In Block B wurden bereits alle Brennelemente aus dem Reaktor in das Abklingbecken umgeladen. Darüber hinaus wurden neben zahlreichen kleineren Arbeiten im Maschinenhaus eine größere Strahlenschutz-betonwand sowie Isolierung entfernt. Derzeit werde am Turbinenölsystem gearbeitet, so Rwe-manager Ringel. Für 2021 ist geplant, 20 Castoren mit je 52 Brennelementen aus dem Abklingbecken von Block B zu beladen und ins Zwischenlager auf dem Kraftwerksgelände zu bringen.
Wie viele Castoren lagern derzeit im Zwischenlager?
Aktuell stehen 80 Castoren im Zwischenlager. Noch einmal 100 Castoren mit je 52 abgebrannten Brennelementen sollen insgesamt hinzukommen. Davon werden 40 Castoren in Block B anfallen, 60 in Block C. Das Zwischenlager auf dem Kraftwerksgelände, das seit Januar 2019 nicht mehr vom Kraftwerksbetreiber RWE betrieben wird, sondern von der bundeseigenen Gesellschaft für Zwischenlagerung (BGZ), ist aktuell bis zum Jahr 2046 genehmigt.

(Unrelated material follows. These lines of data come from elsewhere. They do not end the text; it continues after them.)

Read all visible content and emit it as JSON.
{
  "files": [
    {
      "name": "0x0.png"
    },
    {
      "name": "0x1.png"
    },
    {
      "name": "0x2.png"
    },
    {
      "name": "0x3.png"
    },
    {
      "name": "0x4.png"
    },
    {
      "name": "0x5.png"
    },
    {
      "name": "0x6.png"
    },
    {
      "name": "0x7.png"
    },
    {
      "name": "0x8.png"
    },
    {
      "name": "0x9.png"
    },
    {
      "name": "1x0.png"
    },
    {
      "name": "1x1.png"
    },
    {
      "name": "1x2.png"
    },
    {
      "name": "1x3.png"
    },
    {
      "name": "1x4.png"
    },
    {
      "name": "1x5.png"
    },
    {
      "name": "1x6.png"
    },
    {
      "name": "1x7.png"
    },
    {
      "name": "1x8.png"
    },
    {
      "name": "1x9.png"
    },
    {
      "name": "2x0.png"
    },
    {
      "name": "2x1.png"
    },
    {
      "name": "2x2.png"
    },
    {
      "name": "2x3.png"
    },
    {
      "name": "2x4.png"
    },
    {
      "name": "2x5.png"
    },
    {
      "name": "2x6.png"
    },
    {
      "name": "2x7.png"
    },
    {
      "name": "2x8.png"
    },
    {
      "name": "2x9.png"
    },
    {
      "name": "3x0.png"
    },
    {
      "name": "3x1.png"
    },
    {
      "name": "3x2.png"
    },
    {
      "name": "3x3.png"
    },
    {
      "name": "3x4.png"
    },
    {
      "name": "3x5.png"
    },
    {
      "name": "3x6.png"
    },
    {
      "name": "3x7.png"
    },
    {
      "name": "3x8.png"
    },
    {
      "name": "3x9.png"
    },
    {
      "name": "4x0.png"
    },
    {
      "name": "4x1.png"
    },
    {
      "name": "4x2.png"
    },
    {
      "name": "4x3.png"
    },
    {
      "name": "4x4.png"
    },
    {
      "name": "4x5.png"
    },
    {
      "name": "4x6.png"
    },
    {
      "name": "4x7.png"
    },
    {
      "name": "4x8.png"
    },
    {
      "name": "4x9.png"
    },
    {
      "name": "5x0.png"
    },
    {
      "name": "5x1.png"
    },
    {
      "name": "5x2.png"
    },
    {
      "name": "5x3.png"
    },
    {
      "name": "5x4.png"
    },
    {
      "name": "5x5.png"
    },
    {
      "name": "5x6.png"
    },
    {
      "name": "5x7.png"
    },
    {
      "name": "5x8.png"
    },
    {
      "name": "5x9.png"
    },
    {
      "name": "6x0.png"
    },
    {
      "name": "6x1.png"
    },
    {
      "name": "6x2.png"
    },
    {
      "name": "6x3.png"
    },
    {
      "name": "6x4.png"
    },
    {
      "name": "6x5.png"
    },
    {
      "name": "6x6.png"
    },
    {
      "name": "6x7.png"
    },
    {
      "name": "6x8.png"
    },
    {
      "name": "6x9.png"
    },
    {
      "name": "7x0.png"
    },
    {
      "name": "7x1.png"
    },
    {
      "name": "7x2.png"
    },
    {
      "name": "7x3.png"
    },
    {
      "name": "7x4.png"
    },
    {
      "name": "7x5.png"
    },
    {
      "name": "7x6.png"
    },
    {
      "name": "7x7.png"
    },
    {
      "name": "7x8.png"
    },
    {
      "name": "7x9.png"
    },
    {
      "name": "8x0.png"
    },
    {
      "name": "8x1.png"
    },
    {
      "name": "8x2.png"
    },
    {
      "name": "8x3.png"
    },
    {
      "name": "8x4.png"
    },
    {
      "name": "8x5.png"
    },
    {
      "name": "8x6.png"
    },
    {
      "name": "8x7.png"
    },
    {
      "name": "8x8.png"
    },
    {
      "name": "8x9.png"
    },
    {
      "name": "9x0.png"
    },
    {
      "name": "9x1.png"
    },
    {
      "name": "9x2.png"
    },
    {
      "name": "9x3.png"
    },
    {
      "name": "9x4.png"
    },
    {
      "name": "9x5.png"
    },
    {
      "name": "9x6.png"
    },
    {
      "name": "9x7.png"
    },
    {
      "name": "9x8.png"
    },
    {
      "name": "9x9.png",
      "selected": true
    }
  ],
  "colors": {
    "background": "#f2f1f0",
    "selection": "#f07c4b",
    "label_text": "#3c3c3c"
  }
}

Wo die Castoren anschließend hingehen, ist offen. Der Standort für ein Endlager ist noch nicht gefunden.
Was ist mit anderen Abfällen?
Beim Rückbau von Block B sind bisher 1700 Tonnen Material ausgebaut worden. Ein Teil dieser Abfälle kann nach einer entsprechenden Strahlenmessung auf regulären Deponien entsorgt werden. Der Rest muss in spezielle Strahlenschutzbehältnisse verpackt und in ein Zwischenlager für schwach- und mittelradioaktive Abfälle gebracht werden. In den vergangenen drei Jahren seien 27 solcher Transporte von Gundremmingen aus per Bahn nach Mitterteich (Bayern) ins dortige Zwischenlager gestartet. Für 2021 sind weitere zehn solcher Transporte geplant. Insgesamt 288 Tonnen schwach- und mittelradioaktiver Abfälle wurden bisher aus dem AKW nach Mitterteich gebracht.
Reicht die aktuelle Kapazität an Personal und Gerätschaften im Rückbauzentrum aus, um den parallelen Rückbau beider Blöcke ab 2022 zu stemmen?
Wie der technische Geschäftsführer des Kraftwerks, Heiko Ringel, berichtet, werde das Rückbauzentrum derzeit umgebaut. Dabei werde der Maschinenpark etwa um weitere Kräne, Zerlegeplätze,
Schredder und Strahlenschutzmessstationen erweitert. Zugleich wird die Zahl der Kraftwerksmitarbeiter reduziert. „Das geschieht sukzessive und sozialverträglich, zum Beispiel über Altersteilzeit“, so Ringel. Im Rückbaubetrieb würden weniger Mitarbeiter benötigt als im Leistungsbetrieb. Bis Ende 2022 sollen insgesamt 100 Stellen wegfallen. In den Spitzenzeiten des Rückbaus erwartet Ringel, dass die Belegschaft mindestens im Zweischichtsystem arbeiten wird. Auch ist vorgesehen, dass Spezialfirmen von außerhalb für verschiedene Vorhaben hinzugezogen werden, beispielsweise wenn es um die Zerlegung des Reaktordruckbehälters geht.
Wann ist vom AKW nichts mehr übrig?
Ende der 2030er-jahre soll vom jetzigen Kraftwerk nur noch die Gebäudehülle stehen. Ob und was weiter mit dem Gelände passiert, ob es eine andere Nutzung – etwa durch ein Gaskraftwerk – geben wird oder ob das Gebäude abgerissen und die Fläche verkauft wird, darüber möchte er keine „Gedankenspiele“anstellen, so Ringel. „Dafür ist es noch zu früh.“
Wie lange sollen die Kühltürme noch stehen?
Ziemlich sicher ist sich Ringel allerdings bei den Kühltürmen. „Ich kann mir keine weitere Nutzung vorstellen.“Er geht davon aus, dass die beiden je rund 160 Meter hohen Türme abgerissen werden. Doch auch dies sei erst möglich, wenn alle abgebrannten, aber weiter hoch radioaktiven Brennelemente aus dem Kraftwerk ins nebenan gelegene Zwischenlager gebracht worden sind – vorgesehen ist dieser Transport bis spätestens zum Ende des Jahres 2026.